Slow Church: A Review
One of the great virtues of Slow Church (hereafter SC),
and there are many, is that one who knows only the traditional church will not
easily recognize what they read there as having much to do with church!
Before any meaningful steps toward fresh forms of
church more resonate with the world we live in and the scriptures we live by
can be taken, we must somehow come to term with the reality that church as we
have known it no longer can or does “work” in our time and place. This is a very difficult reality to accept
“all the way down.” No more tinkering,
no more incremental recalibrating of the present system. Instead, we need a fresh vision that can immerse
us again in our scriptures and enliven our imaginations to dream new dreams
about being God’s people in our own neighborhoods.
That means “we can’t get there from here.” It seems to me that the inherited structures,
expectations, and history create an inertia that will not allow us to move
beyond them as long as we continue to think and work within their
framework. Only if we’re willing to
painfully let go of what church has been and radically open ourselves to
outside the box inspiration from the Spirit, scripture, and community itself is
there hope for genuine change.
This is the story that of what such a radical,
outside-the-box re-envisioning might look like and how embracing this vision
would change the look and feel of church.
SC
joins a variety of other “slow” movements (slow food, slow travel, slow cities,
slow living) which are attempts to reclaim a human pace and a human face for
life. Slow Church could as well be
called “Church at a human pace with a human face” or, as a “Three-
Mile-an-hour-Church, harkening back to Asian theologian Kosuke Koyama’s
wonderful book of reflections from several decades ago, Three-Mile-an-Hour-God.

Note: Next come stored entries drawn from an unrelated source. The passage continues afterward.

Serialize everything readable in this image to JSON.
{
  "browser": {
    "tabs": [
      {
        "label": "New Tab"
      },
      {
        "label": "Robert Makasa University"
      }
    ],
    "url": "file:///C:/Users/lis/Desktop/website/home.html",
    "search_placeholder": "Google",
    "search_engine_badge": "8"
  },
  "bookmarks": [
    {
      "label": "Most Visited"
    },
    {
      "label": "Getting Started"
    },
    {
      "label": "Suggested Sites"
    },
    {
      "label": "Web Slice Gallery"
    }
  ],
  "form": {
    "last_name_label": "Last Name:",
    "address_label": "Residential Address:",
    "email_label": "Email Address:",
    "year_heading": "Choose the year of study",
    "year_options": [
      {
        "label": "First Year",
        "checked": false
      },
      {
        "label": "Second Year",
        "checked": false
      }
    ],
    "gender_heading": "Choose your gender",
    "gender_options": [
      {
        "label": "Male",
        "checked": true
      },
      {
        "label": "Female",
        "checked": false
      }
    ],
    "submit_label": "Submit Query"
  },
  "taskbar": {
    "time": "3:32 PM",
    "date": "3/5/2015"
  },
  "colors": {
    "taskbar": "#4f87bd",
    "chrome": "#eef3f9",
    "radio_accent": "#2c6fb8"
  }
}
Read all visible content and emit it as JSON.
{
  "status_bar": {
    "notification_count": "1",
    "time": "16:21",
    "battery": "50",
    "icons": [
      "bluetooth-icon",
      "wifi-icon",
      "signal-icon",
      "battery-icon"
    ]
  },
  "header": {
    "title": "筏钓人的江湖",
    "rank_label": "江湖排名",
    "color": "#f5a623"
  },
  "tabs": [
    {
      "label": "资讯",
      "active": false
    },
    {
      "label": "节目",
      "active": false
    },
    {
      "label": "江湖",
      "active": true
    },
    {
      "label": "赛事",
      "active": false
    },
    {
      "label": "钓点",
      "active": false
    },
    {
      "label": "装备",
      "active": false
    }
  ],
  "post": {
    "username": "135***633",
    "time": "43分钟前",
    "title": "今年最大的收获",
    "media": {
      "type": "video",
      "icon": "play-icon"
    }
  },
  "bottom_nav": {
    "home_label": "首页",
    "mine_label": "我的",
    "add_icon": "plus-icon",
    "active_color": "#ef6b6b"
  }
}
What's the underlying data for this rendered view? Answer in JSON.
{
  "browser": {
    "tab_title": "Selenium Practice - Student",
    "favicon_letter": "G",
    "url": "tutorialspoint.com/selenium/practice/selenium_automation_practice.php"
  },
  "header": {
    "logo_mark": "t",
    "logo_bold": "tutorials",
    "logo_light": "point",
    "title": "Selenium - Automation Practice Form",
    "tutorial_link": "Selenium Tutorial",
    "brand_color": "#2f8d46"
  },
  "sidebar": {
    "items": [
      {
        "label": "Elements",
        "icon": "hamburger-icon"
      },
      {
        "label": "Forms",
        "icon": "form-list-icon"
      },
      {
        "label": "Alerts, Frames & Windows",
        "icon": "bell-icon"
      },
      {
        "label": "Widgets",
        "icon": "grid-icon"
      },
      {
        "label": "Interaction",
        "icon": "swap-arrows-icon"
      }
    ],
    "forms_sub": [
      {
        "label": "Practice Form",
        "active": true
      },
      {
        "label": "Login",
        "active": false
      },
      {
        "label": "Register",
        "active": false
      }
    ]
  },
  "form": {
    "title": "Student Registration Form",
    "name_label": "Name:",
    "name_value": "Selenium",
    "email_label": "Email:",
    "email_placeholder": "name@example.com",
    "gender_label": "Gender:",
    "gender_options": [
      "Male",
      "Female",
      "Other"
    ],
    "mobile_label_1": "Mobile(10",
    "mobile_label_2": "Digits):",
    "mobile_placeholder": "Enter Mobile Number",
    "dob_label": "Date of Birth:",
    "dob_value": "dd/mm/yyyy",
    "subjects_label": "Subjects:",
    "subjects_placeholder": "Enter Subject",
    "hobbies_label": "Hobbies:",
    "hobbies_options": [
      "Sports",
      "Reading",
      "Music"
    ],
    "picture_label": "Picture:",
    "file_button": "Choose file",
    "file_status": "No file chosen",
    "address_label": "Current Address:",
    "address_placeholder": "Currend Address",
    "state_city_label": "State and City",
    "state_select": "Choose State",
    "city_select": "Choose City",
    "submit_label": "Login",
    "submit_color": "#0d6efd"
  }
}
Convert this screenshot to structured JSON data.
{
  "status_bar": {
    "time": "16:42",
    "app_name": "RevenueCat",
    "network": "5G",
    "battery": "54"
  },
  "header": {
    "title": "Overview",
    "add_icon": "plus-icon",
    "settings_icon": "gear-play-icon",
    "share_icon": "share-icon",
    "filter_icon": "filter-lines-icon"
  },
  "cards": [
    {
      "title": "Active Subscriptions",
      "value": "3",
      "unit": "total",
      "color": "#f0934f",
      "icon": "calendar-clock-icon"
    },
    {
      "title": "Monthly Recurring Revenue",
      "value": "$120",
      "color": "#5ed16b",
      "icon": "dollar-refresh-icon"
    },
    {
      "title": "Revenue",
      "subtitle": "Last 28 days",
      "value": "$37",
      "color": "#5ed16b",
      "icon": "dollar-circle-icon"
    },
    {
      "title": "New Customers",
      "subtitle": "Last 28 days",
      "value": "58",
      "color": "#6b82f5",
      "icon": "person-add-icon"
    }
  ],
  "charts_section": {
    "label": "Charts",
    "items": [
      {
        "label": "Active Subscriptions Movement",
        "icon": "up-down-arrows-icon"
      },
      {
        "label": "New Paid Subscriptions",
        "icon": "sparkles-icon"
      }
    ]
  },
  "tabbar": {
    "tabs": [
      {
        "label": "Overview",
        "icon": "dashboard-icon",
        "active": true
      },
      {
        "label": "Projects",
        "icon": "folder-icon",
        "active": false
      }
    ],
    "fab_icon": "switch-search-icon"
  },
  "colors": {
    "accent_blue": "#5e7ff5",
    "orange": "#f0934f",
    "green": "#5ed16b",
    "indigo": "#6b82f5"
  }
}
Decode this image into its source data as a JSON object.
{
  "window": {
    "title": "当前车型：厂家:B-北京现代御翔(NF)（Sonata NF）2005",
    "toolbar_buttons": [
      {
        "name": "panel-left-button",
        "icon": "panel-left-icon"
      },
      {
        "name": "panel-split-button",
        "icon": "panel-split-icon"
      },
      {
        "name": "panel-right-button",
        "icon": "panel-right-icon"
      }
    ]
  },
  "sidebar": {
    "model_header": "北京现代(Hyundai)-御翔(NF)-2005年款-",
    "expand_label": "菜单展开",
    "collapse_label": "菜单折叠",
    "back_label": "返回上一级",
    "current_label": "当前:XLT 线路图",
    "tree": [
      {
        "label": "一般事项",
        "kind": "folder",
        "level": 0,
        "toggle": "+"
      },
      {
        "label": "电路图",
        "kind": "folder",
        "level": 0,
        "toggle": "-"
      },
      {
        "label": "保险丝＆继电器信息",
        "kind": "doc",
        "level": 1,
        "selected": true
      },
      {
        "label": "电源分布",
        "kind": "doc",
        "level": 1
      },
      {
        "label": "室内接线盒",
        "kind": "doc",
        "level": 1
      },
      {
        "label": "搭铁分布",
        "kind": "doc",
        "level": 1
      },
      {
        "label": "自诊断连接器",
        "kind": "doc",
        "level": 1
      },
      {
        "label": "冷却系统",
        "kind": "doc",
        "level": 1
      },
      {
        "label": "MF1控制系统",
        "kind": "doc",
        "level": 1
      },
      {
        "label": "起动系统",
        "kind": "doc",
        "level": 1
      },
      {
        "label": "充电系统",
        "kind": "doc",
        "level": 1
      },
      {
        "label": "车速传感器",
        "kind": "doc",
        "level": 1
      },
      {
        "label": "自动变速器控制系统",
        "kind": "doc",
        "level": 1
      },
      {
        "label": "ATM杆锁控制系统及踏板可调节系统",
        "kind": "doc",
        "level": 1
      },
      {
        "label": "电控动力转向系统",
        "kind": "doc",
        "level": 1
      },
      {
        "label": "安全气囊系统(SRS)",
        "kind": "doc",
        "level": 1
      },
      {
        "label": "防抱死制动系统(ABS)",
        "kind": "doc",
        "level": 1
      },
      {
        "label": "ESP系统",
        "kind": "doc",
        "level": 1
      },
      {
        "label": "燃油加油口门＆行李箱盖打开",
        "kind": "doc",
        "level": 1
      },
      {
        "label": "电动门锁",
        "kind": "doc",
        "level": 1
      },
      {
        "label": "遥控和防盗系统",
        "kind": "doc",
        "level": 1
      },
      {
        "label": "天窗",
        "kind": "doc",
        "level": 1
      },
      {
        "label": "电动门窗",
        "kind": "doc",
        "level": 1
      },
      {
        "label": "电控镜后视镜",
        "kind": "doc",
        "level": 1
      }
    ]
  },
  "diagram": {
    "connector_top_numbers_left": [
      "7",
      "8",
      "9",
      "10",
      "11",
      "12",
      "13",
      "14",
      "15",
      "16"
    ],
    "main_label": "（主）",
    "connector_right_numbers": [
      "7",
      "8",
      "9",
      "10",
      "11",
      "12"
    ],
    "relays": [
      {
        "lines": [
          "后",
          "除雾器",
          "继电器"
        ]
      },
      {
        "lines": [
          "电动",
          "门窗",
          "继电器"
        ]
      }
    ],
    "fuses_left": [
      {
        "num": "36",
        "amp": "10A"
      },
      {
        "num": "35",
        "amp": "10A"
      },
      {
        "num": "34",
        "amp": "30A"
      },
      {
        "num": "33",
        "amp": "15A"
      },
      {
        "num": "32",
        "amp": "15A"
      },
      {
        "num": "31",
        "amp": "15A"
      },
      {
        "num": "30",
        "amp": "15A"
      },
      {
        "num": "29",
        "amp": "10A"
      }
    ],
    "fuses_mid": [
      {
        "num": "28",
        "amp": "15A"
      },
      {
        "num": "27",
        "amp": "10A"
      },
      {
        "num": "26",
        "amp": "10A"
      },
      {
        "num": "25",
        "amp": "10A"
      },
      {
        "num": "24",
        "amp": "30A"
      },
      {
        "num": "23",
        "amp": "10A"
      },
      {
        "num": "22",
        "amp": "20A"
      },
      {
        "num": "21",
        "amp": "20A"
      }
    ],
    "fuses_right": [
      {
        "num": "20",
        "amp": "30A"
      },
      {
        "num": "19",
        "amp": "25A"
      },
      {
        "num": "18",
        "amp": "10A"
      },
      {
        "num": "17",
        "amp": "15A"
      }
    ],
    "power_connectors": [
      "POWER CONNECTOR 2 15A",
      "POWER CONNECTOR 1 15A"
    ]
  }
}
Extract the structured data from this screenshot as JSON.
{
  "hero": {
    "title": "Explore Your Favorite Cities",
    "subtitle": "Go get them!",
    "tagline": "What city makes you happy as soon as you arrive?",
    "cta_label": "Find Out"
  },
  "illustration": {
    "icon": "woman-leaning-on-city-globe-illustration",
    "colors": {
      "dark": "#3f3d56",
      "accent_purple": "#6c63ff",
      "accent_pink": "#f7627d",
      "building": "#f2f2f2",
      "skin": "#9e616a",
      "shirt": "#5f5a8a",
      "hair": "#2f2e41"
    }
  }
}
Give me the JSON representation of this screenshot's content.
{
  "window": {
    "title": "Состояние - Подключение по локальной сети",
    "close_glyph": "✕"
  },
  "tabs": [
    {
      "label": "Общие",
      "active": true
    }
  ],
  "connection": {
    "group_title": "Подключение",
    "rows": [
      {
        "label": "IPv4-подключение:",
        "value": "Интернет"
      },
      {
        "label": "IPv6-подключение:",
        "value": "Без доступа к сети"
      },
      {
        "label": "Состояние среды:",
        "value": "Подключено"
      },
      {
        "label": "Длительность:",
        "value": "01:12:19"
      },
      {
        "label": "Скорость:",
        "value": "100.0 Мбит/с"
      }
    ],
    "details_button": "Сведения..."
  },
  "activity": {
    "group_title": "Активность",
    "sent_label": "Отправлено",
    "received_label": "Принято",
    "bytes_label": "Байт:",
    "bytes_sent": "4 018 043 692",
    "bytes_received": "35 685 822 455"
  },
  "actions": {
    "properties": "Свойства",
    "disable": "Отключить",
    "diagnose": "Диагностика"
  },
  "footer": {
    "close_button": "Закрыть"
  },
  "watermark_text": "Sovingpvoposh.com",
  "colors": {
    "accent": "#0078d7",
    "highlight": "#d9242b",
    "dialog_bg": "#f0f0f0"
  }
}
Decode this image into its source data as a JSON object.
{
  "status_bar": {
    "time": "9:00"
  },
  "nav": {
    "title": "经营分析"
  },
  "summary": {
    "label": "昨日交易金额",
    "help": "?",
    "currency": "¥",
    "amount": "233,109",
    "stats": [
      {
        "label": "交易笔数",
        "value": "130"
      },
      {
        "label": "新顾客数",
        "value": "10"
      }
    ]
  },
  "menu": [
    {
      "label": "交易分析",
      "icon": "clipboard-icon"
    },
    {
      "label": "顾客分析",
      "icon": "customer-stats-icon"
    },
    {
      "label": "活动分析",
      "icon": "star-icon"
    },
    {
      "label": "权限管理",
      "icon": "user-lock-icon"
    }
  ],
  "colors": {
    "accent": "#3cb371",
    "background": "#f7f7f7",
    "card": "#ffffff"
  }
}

Three miles an hour is the pace at which humans can walk one mile. SC,
along with Koyama, offer us the opportunity to rethink who and what we are as
God’s people at “three-miles-an-hour.”
What first struck me first about the proposals of SC is that they are relentlessly local
and ordinary. Baseball pitchers and real
estate agents know that the main thing is “location, location, location.” The authors, Smith and Pattison, seek to
teach us that for the church as well.
The neighborhoods where we live (whatever kind it is) is the place where
church needs to happen. Church
gatherings (whether in a building or not) must be located in the
neighborhood.
And this means slowing down to pay attention to the
people, needs, opportunities, issues, celebrations, etc. of the
neighborhood. It means incarnating
Christ in the neighborhood by immersing ourselves totally in its rhythms and
dynamics and understanding its heart as part and parcel of we ourselves
are. And it means inundating the
neighborhood with acts of love and mercy which, quite quotidian, are the very
gifts of the triune God to your place.
Finally, it means exciting neighbors’ imaginations to see fresh hope and
possibilities that is a genuine future, instead of the defeat and despair which
imprisons us to thinking only about a past when we believe things were better
and gentler.
SC
is full of practices and strategies to move our churches in a more human and
humane direction. I have chosen to focus in this review of the compelling
vision Smith and Pattison offer us in hopes of enticing you to read the details
of what is the very best book on church in our time that has so far been
written. Descriptive rather than
prescriptive, there are no formulas, gimmicks, or programs for us simply take
over and use in our settings. Rather, SC is a clarion call for us to embrace
the both the pain and potential of leaving church as we have known it and
journeying into the wilderness where God always takes his people to renew,
regroup, and reform them (Hosea 2:14).
Join us in this journey, they invite us, becoming local and ordinary,
that is, incarnational, in all the best senses.
The authors frequently quote Eugene Peterson’s rendition of John 1:14 in
The Message:
The
Word became flesh and blood,
and moved into the neighborhood.
We saw the glory with our own eyes,
the one-of-a-kind glory,
like Father, like Son,
Generous inside and out,
true from start to finish.
and moved into the neighborhood.
We saw the glory with our own eyes,
the one-of-a-kind glory,
like Father, like Son,
Generous inside and out,
true from start to finish.
May it please God that this be so for us!